One of the things I was reflecting on recently was about the ways my husband and I parent so very differently. I’m all rules all the time. He’s happy with pretty much anything as long as the house doesn’t burn to the ground. (Those are his words, not mine.)
When his daughter would say or do something hurtful as a teenager, he would tell her that she must first apologize to the person she had hurt or offended. She would droop her shoulders and spend a bit of time pouting, but she would eventually suck up her pride and make the necessary steps to apologize. As a teen, they weren’t such heartfelt apologies as they were grudging obedience, but they were apologies none the less. It was a habit that was being established in her life that was to grow and mature into what is now a lovely character trait of hers that she handles so very well.

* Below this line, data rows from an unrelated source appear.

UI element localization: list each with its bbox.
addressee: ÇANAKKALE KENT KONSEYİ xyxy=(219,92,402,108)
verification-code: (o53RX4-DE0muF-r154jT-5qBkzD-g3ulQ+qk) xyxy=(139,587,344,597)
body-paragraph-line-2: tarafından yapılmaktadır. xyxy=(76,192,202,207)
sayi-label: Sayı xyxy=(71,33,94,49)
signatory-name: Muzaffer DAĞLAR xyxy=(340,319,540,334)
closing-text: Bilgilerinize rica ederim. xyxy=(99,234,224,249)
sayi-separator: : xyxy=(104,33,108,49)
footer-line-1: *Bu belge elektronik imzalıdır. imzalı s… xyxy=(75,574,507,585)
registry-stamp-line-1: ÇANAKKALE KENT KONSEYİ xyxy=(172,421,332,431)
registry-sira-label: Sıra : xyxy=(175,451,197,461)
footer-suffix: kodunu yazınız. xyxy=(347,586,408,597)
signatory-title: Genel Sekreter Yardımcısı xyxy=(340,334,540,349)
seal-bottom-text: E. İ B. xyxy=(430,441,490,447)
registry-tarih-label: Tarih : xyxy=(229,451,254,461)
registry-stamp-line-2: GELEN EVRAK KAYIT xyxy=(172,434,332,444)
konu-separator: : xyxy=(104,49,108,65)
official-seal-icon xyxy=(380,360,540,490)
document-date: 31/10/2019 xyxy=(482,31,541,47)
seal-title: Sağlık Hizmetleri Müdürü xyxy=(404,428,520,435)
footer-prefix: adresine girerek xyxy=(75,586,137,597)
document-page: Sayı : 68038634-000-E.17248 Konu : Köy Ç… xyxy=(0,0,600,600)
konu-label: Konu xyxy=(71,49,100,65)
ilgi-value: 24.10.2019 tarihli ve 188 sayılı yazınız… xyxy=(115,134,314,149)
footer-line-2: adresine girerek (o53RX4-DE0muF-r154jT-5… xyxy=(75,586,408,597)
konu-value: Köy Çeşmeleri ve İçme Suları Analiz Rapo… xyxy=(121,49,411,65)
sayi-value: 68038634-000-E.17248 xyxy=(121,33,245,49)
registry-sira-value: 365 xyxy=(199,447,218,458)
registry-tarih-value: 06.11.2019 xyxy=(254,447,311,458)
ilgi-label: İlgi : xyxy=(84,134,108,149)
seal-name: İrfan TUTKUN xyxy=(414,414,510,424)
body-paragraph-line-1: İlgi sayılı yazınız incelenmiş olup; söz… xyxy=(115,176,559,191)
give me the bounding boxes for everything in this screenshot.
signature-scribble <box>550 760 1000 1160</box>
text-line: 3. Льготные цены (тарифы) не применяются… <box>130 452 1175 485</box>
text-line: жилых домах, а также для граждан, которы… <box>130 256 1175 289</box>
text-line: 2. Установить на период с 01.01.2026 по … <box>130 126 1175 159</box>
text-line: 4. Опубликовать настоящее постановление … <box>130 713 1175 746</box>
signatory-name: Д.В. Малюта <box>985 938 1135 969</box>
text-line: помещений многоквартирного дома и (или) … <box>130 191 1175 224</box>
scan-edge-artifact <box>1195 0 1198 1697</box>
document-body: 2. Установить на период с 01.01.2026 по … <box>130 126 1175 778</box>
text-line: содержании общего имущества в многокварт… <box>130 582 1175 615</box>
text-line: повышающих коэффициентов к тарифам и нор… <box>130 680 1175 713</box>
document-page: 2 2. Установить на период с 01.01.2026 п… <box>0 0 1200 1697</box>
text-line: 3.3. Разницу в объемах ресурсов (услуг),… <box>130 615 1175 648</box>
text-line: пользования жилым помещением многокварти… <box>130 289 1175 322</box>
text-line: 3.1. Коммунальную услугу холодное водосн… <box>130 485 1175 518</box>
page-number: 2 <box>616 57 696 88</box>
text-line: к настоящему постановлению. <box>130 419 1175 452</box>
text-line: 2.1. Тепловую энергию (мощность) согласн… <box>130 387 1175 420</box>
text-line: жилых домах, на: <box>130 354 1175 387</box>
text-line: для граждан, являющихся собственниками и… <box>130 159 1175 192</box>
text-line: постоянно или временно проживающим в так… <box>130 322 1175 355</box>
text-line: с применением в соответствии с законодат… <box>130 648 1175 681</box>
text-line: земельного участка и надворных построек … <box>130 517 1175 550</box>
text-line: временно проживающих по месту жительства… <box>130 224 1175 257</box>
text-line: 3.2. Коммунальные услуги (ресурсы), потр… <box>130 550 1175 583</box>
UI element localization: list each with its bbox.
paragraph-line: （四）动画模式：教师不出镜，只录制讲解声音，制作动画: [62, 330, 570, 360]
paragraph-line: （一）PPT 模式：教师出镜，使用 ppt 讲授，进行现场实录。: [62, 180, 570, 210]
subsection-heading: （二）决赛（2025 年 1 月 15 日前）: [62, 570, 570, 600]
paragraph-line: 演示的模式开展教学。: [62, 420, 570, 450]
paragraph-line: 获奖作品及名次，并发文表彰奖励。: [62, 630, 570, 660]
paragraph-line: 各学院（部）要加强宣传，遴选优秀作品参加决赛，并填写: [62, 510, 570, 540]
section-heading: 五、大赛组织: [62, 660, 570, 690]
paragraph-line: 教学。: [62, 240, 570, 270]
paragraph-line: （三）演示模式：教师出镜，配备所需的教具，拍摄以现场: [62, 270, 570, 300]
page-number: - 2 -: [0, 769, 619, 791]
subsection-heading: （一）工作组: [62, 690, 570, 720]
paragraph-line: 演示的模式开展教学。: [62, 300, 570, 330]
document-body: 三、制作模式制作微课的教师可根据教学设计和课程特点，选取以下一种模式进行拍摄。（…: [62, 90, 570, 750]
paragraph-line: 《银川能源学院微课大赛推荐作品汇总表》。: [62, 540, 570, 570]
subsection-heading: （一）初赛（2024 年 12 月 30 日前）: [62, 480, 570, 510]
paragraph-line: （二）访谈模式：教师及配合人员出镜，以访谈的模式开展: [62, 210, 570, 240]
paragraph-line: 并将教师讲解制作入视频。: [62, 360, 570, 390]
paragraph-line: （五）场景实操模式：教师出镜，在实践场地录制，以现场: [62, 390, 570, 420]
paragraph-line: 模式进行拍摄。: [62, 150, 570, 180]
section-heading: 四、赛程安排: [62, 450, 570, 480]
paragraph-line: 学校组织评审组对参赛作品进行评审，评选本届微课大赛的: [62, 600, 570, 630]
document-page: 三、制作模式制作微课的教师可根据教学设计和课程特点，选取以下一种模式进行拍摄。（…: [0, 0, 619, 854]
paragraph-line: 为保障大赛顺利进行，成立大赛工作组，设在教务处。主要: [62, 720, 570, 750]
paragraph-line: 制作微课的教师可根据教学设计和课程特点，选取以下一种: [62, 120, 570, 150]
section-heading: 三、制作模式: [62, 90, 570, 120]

But back then, I would watch it happen from the outside as the step-mother and just cringe. I never really understood why it really bothered me so much, but I would just hurt for her as I watched her handle her emotions and pride and apologize. I would ask myself why he would require such a thing of her, even though I knew it was the right thing to do. It was my own struggle I was working through. Do you know that feeling I’m talking about? It was that feeling deep in my stomach that would ache for her struggle as I watched it all happen in front of me. I guess some would say I’m an empath. I don’t really know. I just know the revelatory information I have at this point so many years later.
I’m sure my parents made us kids apologize for things, surely. I don’t really remember. It was a very long time ago. I’m old. But what I’ve learned is that I truly stunk at apologizing. I was always searching for the ‘why’ of a situation, seemingly looking for a reason for my behavior. I always thought it was how to find the root of an issue and resolve it. What I was really doing was searching for a way to blame my bad actions on something….anything……just not me. I wasn’t just owning my wrongs and taking the time to suck up my own pride and simply say, “I was wrong. I’m sorry.”
Don’t misunderstand me. There is definitely a time and a place for digging up the root of a problem and dealing with it. It’s the only way to keep the same struggle from popping up over and over. Not dealing with issues is a sure fire way to go head to head with them again, and probably sooner than later. Deal with what needs to be dealt with, but take the time to separate the two issues. Apologizing for being wrong is a priority – or at the very least, makes another person feel the intention of their being a priority. Without apologizing for being wrong and blaming something or someone else, it causes the offended person to feel as if they don’t matter. They’re not even worth the time for a simple apology.
I’ve learned so much in my adult life that I guess I just had to learn the hard way. This is one of those things I had to learn the hard way. I’ve forced my youngest to apologize when she’s wrong. I still feel the same pain for her as she struggles with her pride to come to a place where she can apologize. But now, I can see that she’s coming into a healthy place where she can do it without being forced.
Recently, she had a neighbor friend over to play in our home. My daughter was just grumpy that day, I guess. She wasn’t grumpy before the little girl had come over. I wouldn’t have allowed her to have a friend over if she was grumpy ahead of time. That NEVER goes well with young children. But, she just wasn’t nice to the little friend………AT ALL. Well, of course I brought it to her attention. I also told her she was to apologize and fix her behavior or her friend would have to go home. Oh, the drama of getting to a place where she would apologize. You’d have thought I was telling her to kick a puppy, for crying out loud. Well, eventually she did. It ended well. But what a struggle!
But just the other day a friend of mine witnessed my child’s behavior and casually laughed it off as I “handled her” and “changed her disposition” as we mothers do. When she left, my daughter not only apologized to me but asked if I would call my friend so she could apologize to her as well. HALLELUJAH! I know it’s working. She’ll get there.
I’m not afraid to apologize anymore. It’s never fun, don’t get me wrong. But I do see how different it really is to own up to my faults, my mouth, my facial expressions of wrath (I went there, yes I did). I’m so very imperfect. And it’s ok.